Die Darstellung und Beschreibung von Anders- und Unterwelten und der Wege, die dorthin führen, bilden ein Genre, das es schon lange vor (und auch noch nach) der Commedia gegeben hat. Dante aber hat seinen eigenen Realismus geschaffen und das bisher meist nebulöse Jenseits als ein gewaltiges Panorama gestaltet. Vor allem seine komplexen Darstellungen der „Höllenlandschaften“ zeigen nicht mehr nur den einen Schreckensort, sondern differenzieren vielfältige Landschaften des Schreckens, die er detailliert ausmalt. Seine Landschaften des Jenseits spiegeln sicher bis zu einem gewissen Grad auch Landschaftserfahrungen der realen Welt. Eindrücke und Erlebnisse aus den lombardischen Städterepubliken und während seiner Reisen in Norditalien spielen hier möglicherweise eine Rolle. Insbesondere die als „Teufelstal“ bekannte Gegend um Monterotondo mit ihren heißen Quellen und Geysiren, aus denen schwefelhaltige Dämpfe aufsteigen, könnten Dante, der sie vermutlich kannte, unter anderem inspiriert haben. Aber auch die Höhlen von Škocjan, durch die der Fluss Reka tost, könnten Inspirationsquelle für Dante gewesen sein. Interessanter noch scheint mir aber ein Hinweis auf die Deckenmosaiken der Taufkirche des Doms von Florenz und deren trichterförmigen Kuppel. Hier konnte Dante einen dreiköpfigen Dämon besichtigen, der womöglich Vorlage für seine Luziferdarstellung gewesen ist. Seine Landschaftsschilderungen in der Commedia implementieren aber in weitaus stärkerem Maße fantastische Bilder, die wirkliche Gegebenheiten und Erfahrungen überhöhen und verfremden.

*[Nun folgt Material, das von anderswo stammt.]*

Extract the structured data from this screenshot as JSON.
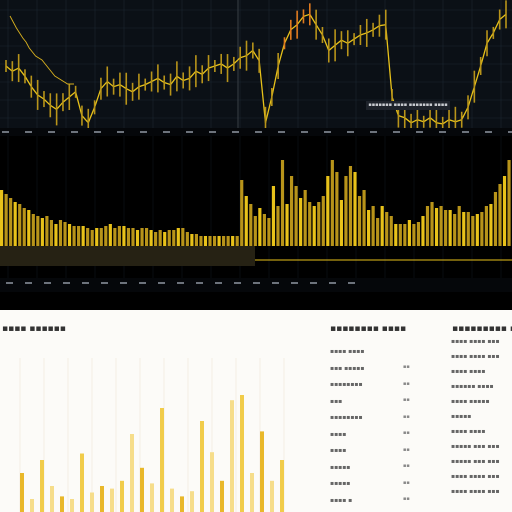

Der Weg des Wanderers in der Commedia führt zunächst durch Wald und Tal. Der Wald wird als wild und finster beschrieben und das Tal führt hin zu jenem Berg, der von der Sonne bestrahlt wird, jedoch nicht bestiegen werden kann, denn wilde Tiere drängen den Wanderer zurück in die Tiefe und Dunkelheit des Tals. Auf Wald und Tal folgt ein Gewässer, der Fluss Acheron, jener Hauptstrom der Unterwelt, in den Styx und Kollegen (Kokytos, Phlegethon und Lethe) münden. Meere und Flüsse bilden in den meisten mythologischen Schilderungen des Jenseits eine natürliche Grenze zwischen den Welten der Lebenden und der Toten. Der Acheron ist allerdings nicht nur mythischer, sondern auch realer Fluss: Im Nordwesten Griechenlands fließt er heute noch wie schon vor Jahrtausenden. Und wie alle anderen überlieferten Hades-Zugänge befindet er sich am Rande der antiken griechischen Welt. Sind Wald, Tal und Berg in der Commedia namen- und konturlos und rein allegorisch zu verstehen, taucht mit dem Acheron ein konkreter Bezug zur Jenseitsvorstellung der Antike und eine reale landschaftliche Situation auf. Es werden in der Folge dann vor allem landschaftliche Extreme geschildert – auf lebensfeindliche Waldwildnis folgen Eissee und Sandwüste – , um das mannigfaltige Bestrafungssystem für die weltlichen Verfehlungen der Menschen möglichst drastisch darzustellen. Auch die Satans-Stadt der Leiden mit all ihrer durchaus vorhandenen Infrastruktur bleibt im Ungefähren. Sie besitzt die typischen Merkmale jener Städte, die Dante kannte: Turm, Tor, Stadtmauern, Gassen. Anstelle der Wohnhäuser finden sich hier – naturgemäß – steinerne Särge und Grabmäler.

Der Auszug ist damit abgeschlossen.